The lost art of the long cruise

Making the long and scenic journey from Canberra to Melbourne via Mt Kosciusko last week, I got to thinking — is there actually a better way to spend time than this?


Well yes, of course there is. But like the rest of the highway-milers around me (one hopes), I still had my clothes on. And with that caveat, the list diminishes. 

It’s no secret that the great Australian tradition of the long drive has waned, and with it the sales of the great Australian cruisers with Ford and Holden badges. 

Why drive when you can fly? Making the trip from Australia’s two biggest cities by air is not only faster than road, but if you get a good fare, cheaper too. 

Then you consider the justified and continued railing against the tedium of driving in Australia, with its draconian speed limits and under-trained snoozers at the wheel. 
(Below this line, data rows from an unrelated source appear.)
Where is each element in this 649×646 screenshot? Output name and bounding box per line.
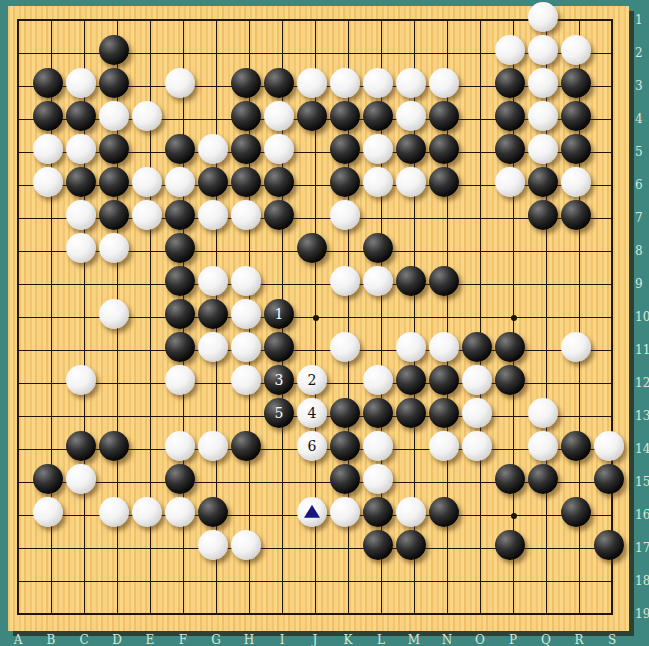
stone-R11 <box>561 332 591 362</box>
grid-hline-18 <box>18 581 613 582</box>
move-number-5: 5 <box>275 406 284 420</box>
stone-H10 <box>231 299 261 329</box>
column-label-J: J <box>313 633 318 646</box>
stone-K3 <box>330 68 360 98</box>
stone-Q15 <box>528 464 558 494</box>
stone-F12 <box>165 365 195 395</box>
stone-E4 <box>132 101 162 131</box>
stone-Q14 <box>528 431 558 461</box>
stone-N11 <box>429 332 459 362</box>
stone-G10 <box>198 299 228 329</box>
column-label-G: G <box>211 633 221 646</box>
stone-N5 <box>429 134 459 164</box>
stone-L6 <box>363 167 393 197</box>
column-label-A: A <box>14 633 23 646</box>
row-label-19: 19 <box>635 607 649 621</box>
stone-K7 <box>330 200 360 230</box>
stone-B15 <box>33 464 63 494</box>
stone-M9 <box>396 266 426 296</box>
stone-P11 <box>495 332 525 362</box>
row-label-8: 8 <box>635 244 643 258</box>
stone-N13 <box>429 398 459 428</box>
stone-L3 <box>363 68 393 98</box>
stone-D6 <box>99 167 129 197</box>
stone-L13 <box>363 398 393 428</box>
stone-M12 <box>396 365 426 395</box>
stone-C5 <box>66 134 96 164</box>
stone-L15 <box>363 464 393 494</box>
row-label-16: 16 <box>635 508 649 522</box>
star-point-P10 <box>511 315 517 321</box>
star-point-P16 <box>511 513 517 519</box>
stone-I7 <box>264 200 294 230</box>
stone-G16 <box>198 497 228 527</box>
column-label-E: E <box>146 633 155 646</box>
stone-O12 <box>462 365 492 395</box>
stone-M5 <box>396 134 426 164</box>
stone-B4 <box>33 101 63 131</box>
move-number-2: 2 <box>308 373 317 387</box>
stone-C12 <box>66 365 96 395</box>
stone-I6 <box>264 167 294 197</box>
stone-C8 <box>66 233 96 263</box>
stone-Q4 <box>528 101 558 131</box>
stone-K5 <box>330 134 360 164</box>
row-label-9: 9 <box>635 277 643 291</box>
stone-O14 <box>462 431 492 461</box>
stone-F14 <box>165 431 195 461</box>
stone-I10: 1 <box>264 299 294 329</box>
stone-N12 <box>429 365 459 395</box>
stone-N16 <box>429 497 459 527</box>
stone-H7 <box>231 200 261 230</box>
stone-Q3 <box>528 68 558 98</box>
stone-K4 <box>330 101 360 131</box>
stone-G7 <box>198 200 228 230</box>
column-label-N: N <box>442 633 453 646</box>
stone-R5 <box>561 134 591 164</box>
row-label-1: 1 <box>635 13 643 27</box>
stone-F3 <box>165 68 195 98</box>
stone-M11 <box>396 332 426 362</box>
stone-D2 <box>99 35 129 65</box>
stone-D5 <box>99 134 129 164</box>
stone-P12 <box>495 365 525 395</box>
stone-F15 <box>165 464 195 494</box>
stone-Q2 <box>528 35 558 65</box>
row-label-5: 5 <box>635 145 643 159</box>
column-label-S: S <box>608 633 616 646</box>
column-label-D: D <box>112 633 122 646</box>
stone-N3 <box>429 68 459 98</box>
stone-K9 <box>330 266 360 296</box>
move-number-6: 6 <box>308 439 317 453</box>
stone-R7 <box>561 200 591 230</box>
stone-L16 <box>363 497 393 527</box>
column-label-R: R <box>574 633 583 646</box>
stone-D14 <box>99 431 129 461</box>
stone-L12 <box>363 365 393 395</box>
stone-F8 <box>165 233 195 263</box>
stone-E7 <box>132 200 162 230</box>
star-point-J10 <box>313 315 319 321</box>
stone-D10 <box>99 299 129 329</box>
stone-G11 <box>198 332 228 362</box>
stone-J4 <box>297 101 327 131</box>
column-label-L: L <box>377 633 385 646</box>
stone-L14 <box>363 431 393 461</box>
stone-H3 <box>231 68 261 98</box>
column-label-M: M <box>408 633 420 646</box>
stone-R4 <box>561 101 591 131</box>
stone-L5 <box>363 134 393 164</box>
stone-O11 <box>462 332 492 362</box>
stone-I11 <box>264 332 294 362</box>
stone-R6 <box>561 167 591 197</box>
stone-M3 <box>396 68 426 98</box>
stone-R3 <box>561 68 591 98</box>
stone-Q6 <box>528 167 558 197</box>
row-label-12: 12 <box>635 376 649 390</box>
stone-Q5 <box>528 134 558 164</box>
row-label-15: 15 <box>635 475 649 489</box>
stone-J3 <box>297 68 327 98</box>
row-label-3: 3 <box>635 79 643 93</box>
stone-I12: 3 <box>264 365 294 395</box>
stone-C7 <box>66 200 96 230</box>
move-number-1: 1 <box>275 307 284 321</box>
stone-N9 <box>429 266 459 296</box>
stone-D8 <box>99 233 129 263</box>
stone-K14 <box>330 431 360 461</box>
stone-L8 <box>363 233 393 263</box>
column-label-Q: Q <box>541 633 551 646</box>
stone-F9 <box>165 266 195 296</box>
stone-F6 <box>165 167 195 197</box>
column-label-I: I <box>280 633 285 646</box>
stone-H12 <box>231 365 261 395</box>
stone-G17 <box>198 530 228 560</box>
row-label-6: 6 <box>635 178 643 192</box>
column-label-P: P <box>509 633 517 646</box>
stone-C4 <box>66 101 96 131</box>
stone-L17 <box>363 530 393 560</box>
stone-H14 <box>231 431 261 461</box>
stone-D3 <box>99 68 129 98</box>
go-board[interactable]: 132546 <box>8 6 629 631</box>
stone-I5 <box>264 134 294 164</box>
stone-F10 <box>165 299 195 329</box>
stone-N6 <box>429 167 459 197</box>
stone-K11 <box>330 332 360 362</box>
grid-vline-O <box>480 20 481 615</box>
stone-O13 <box>462 398 492 428</box>
stone-P17 <box>495 530 525 560</box>
column-label-K: K <box>344 633 353 646</box>
stone-C14 <box>66 431 96 461</box>
stone-K15 <box>330 464 360 494</box>
stone-F11 <box>165 332 195 362</box>
stone-P2 <box>495 35 525 65</box>
stone-C3 <box>66 68 96 98</box>
stone-C6 <box>66 167 96 197</box>
stone-K16 <box>330 497 360 527</box>
stone-J16 <box>297 497 327 527</box>
stone-I3 <box>264 68 294 98</box>
stone-G9 <box>198 266 228 296</box>
stone-S17 <box>594 530 624 560</box>
column-label-F: F <box>179 633 187 646</box>
stone-L9 <box>363 266 393 296</box>
stone-E6 <box>132 167 162 197</box>
stone-M4 <box>396 101 426 131</box>
stone-N4 <box>429 101 459 131</box>
row-label-10: 10 <box>635 310 649 324</box>
stone-J12: 2 <box>297 365 327 395</box>
stone-L4 <box>363 101 393 131</box>
stone-D7 <box>99 200 129 230</box>
stone-M17 <box>396 530 426 560</box>
row-label-4: 4 <box>635 112 643 126</box>
column-label-B: B <box>47 633 56 646</box>
row-label-18: 18 <box>635 574 649 588</box>
row-label-11: 11 <box>635 343 649 357</box>
stone-Q1 <box>528 2 558 32</box>
stone-B3 <box>33 68 63 98</box>
row-label-13: 13 <box>635 409 649 423</box>
stone-P5 <box>495 134 525 164</box>
stone-K6 <box>330 167 360 197</box>
stone-P15 <box>495 464 525 494</box>
row-label-17: 17 <box>635 541 649 555</box>
stone-B6 <box>33 167 63 197</box>
stone-R2 <box>561 35 591 65</box>
stone-H6 <box>231 167 261 197</box>
column-label-O: O <box>475 633 485 646</box>
stone-E16 <box>132 497 162 527</box>
stone-H5 <box>231 134 261 164</box>
stone-C15 <box>66 464 96 494</box>
stone-H9 <box>231 266 261 296</box>
row-label-2: 2 <box>635 46 643 60</box>
row-label-7: 7 <box>635 211 643 225</box>
stone-F16 <box>165 497 195 527</box>
stone-R16 <box>561 497 591 527</box>
stone-Q7 <box>528 200 558 230</box>
stone-R14 <box>561 431 591 461</box>
stone-I4 <box>264 101 294 131</box>
grid-vline-S <box>612 20 613 615</box>
stone-S14 <box>594 431 624 461</box>
column-label-C: C <box>79 633 88 646</box>
grid-hline-19 <box>18 614 613 615</box>
stone-H17 <box>231 530 261 560</box>
row-label-14: 14 <box>635 442 649 456</box>
stone-Q13 <box>528 398 558 428</box>
stone-J13: 4 <box>297 398 327 428</box>
stone-H11 <box>231 332 261 362</box>
stone-M6 <box>396 167 426 197</box>
stone-G5 <box>198 134 228 164</box>
column-label-H: H <box>244 633 254 646</box>
move-number-3: 3 <box>275 373 284 387</box>
stone-J8 <box>297 233 327 263</box>
stone-M13 <box>396 398 426 428</box>
stone-D4 <box>99 101 129 131</box>
stone-M16 <box>396 497 426 527</box>
stone-D16 <box>99 497 129 527</box>
triangle-mark-icon <box>304 505 320 518</box>
go-diagram-screenshot: { "game": "go", "board_size": 19, "colum… <box>0 0 649 646</box>
stone-G6 <box>198 167 228 197</box>
stone-I13: 5 <box>264 398 294 428</box>
stone-K13 <box>330 398 360 428</box>
stone-P3 <box>495 68 525 98</box>
stone-N14 <box>429 431 459 461</box>
stone-B5 <box>33 134 63 164</box>
stone-J14: 6 <box>297 431 327 461</box>
move-number-4: 4 <box>308 406 317 420</box>
stone-G14 <box>198 431 228 461</box>
stone-B16 <box>33 497 63 527</box>
stone-P4 <box>495 101 525 131</box>
stone-F7 <box>165 200 195 230</box>
stone-S15 <box>594 464 624 494</box>
stone-H4 <box>231 101 261 131</box>
stone-F5 <box>165 134 195 164</box>
stone-P6 <box>495 167 525 197</box>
But my time behind the wheel of Australia’s top-selling SUV (the new Mazda CX-5), for many the default family mobile of choice, on the seven-hour each-way drive was borderline blissful despite this. 

The modern world is an exhausting place. More and more we live in a surface-level society, a place of instant gratification, a world where the hunger for information, entertainment and stimulation operates at a pace that simply can’t be maintained. 

It’s a psychological phenomena of interest to many, this diminution of the attention spans among Digital Natives, a generation to whom I belong. Nobody has any damn time anymore…

Driving is not just a means to an end, but an end in and of itself. Taking time on something, stretching that attention span beyond a soundbite and a click, and actually taking in the world around you, that’s what a long cruise offers. 

Alone with friendly voices and my thoughts, it can be a chance to simplify and focus on the task at hand. Cruise control on, hands at the wheel and eyes taking in the scenery. A quiet bubble that is yours and yours alone. 

How did I kill my time? I downloaded a bunch of (spare me the irony alert) long-form 90-minute podcasts that I’d been meaning to catch up on, the dulcet tones of my favourite interviewers, educators and comedians filled the cabin, like a friend sitting next to me. 

I can’t recommend that enough, the idea of just sitting back and absorbing something in full. The drive back was occupied by an audiobook and with it the reassurance that my attention span can still accommodate such, once its proverbial legs are stretched. 

No need to park at an airport, no need for security checks and early starts. Sure I arrived later than the others, but I also arrived on my own terms and in my own time. 

I’m realistic, it’s not tenable to drive like this all the time. You can’t spare the hours, and the servicing costs. And I’m privileged to use new cars that aren’t my own on things such as this. I never forget how lucky that makes me. 

But from time-to-time, there are few finer things than going for a cruise, burning up the road — well, mildly heating it given our speed limits — and giving your head some space.

Who out there still likes a long drive? Or will the highways of tomorrow belong to me? I’d be happy to hear either answer, truth be told.